Implementing these similarities allows us to build on something we know, to reuse a known mental model.
Metaphors are present within the smaller detail of interfaces guiding us on how to interact with it.
Skeumorphic design makes metaphoric use of physical analogies that indicate which parts a user can press, click, or slide, etc. These phenomena have been described as ‘indicating functions’ in product semantics, and as ‘affordances’ in cognitive psychology.
Theses metaphors are everywhere in software interfaces. I'll take an Apple product as example once again (sorry windows lovers, I really tried...).
Here it seems pretty obvious what action the UX designer wants us to perform, and its output.
Apple used skeumorphic design to suggest that the white 'slider' could be moved within the boundaries defined by its black environment, from left to right.
Using signs like the arrow and text, they finish to encourage the user to perform the action and make the interface predictable.

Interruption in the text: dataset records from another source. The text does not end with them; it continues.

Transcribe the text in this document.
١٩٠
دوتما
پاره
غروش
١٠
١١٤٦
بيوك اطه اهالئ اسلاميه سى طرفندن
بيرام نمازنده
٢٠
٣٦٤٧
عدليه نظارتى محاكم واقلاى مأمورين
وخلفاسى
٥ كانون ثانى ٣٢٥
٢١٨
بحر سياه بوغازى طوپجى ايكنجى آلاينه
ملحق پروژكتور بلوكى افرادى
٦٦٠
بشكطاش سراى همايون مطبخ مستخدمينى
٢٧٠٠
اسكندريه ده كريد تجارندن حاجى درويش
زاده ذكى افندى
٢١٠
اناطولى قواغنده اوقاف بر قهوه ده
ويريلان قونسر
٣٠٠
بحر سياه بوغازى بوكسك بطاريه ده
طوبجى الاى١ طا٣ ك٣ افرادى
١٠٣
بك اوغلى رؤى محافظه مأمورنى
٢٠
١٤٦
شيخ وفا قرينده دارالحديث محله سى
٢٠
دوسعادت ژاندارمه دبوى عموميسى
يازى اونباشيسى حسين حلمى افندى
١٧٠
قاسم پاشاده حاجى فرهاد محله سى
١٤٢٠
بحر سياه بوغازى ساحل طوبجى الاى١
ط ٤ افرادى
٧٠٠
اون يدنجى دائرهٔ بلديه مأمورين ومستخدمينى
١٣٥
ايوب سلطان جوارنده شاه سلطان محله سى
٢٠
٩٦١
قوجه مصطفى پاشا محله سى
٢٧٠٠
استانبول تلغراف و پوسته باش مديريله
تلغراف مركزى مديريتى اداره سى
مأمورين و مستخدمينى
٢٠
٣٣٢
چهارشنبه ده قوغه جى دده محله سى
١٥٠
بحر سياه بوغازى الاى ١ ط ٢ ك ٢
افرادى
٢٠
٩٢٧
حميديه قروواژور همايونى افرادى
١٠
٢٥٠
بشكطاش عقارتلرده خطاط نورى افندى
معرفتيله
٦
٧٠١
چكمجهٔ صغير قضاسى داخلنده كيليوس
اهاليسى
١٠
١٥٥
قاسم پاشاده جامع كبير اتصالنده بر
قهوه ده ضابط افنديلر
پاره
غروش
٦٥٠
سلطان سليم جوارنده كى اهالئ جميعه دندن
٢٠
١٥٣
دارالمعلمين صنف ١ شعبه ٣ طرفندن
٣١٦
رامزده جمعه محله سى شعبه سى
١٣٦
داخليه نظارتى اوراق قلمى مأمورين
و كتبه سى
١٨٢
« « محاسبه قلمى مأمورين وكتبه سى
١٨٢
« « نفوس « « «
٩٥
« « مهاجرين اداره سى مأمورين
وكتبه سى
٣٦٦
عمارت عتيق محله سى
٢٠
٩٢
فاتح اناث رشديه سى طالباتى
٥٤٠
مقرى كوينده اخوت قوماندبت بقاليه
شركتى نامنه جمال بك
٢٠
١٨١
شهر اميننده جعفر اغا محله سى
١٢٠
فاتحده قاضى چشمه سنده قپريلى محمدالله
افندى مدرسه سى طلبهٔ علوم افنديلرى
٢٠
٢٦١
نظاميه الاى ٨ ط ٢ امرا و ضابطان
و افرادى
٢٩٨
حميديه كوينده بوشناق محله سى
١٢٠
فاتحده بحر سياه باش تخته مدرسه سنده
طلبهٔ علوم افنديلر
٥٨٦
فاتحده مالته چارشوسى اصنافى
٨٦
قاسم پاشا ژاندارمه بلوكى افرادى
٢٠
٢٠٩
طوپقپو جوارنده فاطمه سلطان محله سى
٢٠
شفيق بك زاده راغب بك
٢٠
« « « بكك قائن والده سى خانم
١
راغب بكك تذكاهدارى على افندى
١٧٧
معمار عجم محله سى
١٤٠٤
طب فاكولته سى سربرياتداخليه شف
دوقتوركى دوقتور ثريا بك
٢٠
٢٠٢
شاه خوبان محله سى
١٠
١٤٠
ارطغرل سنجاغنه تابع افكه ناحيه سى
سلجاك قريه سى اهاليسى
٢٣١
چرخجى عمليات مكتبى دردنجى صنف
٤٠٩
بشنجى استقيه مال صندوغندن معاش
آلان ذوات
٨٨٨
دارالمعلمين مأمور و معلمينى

But users evolve constantly, and one must nuance this result.
In 2001 Prensky introduced the term Digital Natives to describe a new generation of users who ‘have spent their entire lives surrounded by and using computers, videogames, digital music players, video cams, cell phones, and all the other toys and tools of the digital age’.
The idea that interfaces are being learned by transferring knowledge from the ‘real’ (i.e. analogue) world to the digital world may be loosing its dominance.
Experienced Digital Immigrants rather transfer knowledge they previously acquired using other interfaces,
That is why design is evolving and flat design is a great example of this dynamic. Skeumorphism is becoming less usefull, in favor of clean, neat design that satisfies the eye.
A perfect example of this dynamic is the new Iphone's unlocker :
Conclusion
Finally, injecting physical properties into digital interfaces is an efficient way to improve its learnability, especially initial learning.
But one must not forget that the learning process deeply relies on already known mental models as it is all about building over it and finding similarities.
Users have been evolving since the birth of computers and their global knowledge over this technology follows. Where complex interactions will highly benefit in term of learnability from rich skeumorphic design, more usual interactions will satisfy from a more minimalist design.
Wether or not you choose skeumorphism of flat design, consider taking a great care of affordances, they're a - complex - way to make your interface simple to use.
“Simple can be harder than complex: You have to work hard to get your thinking clean to make it simple. But it’s worth it in the end because once you get there, you can move mountains.”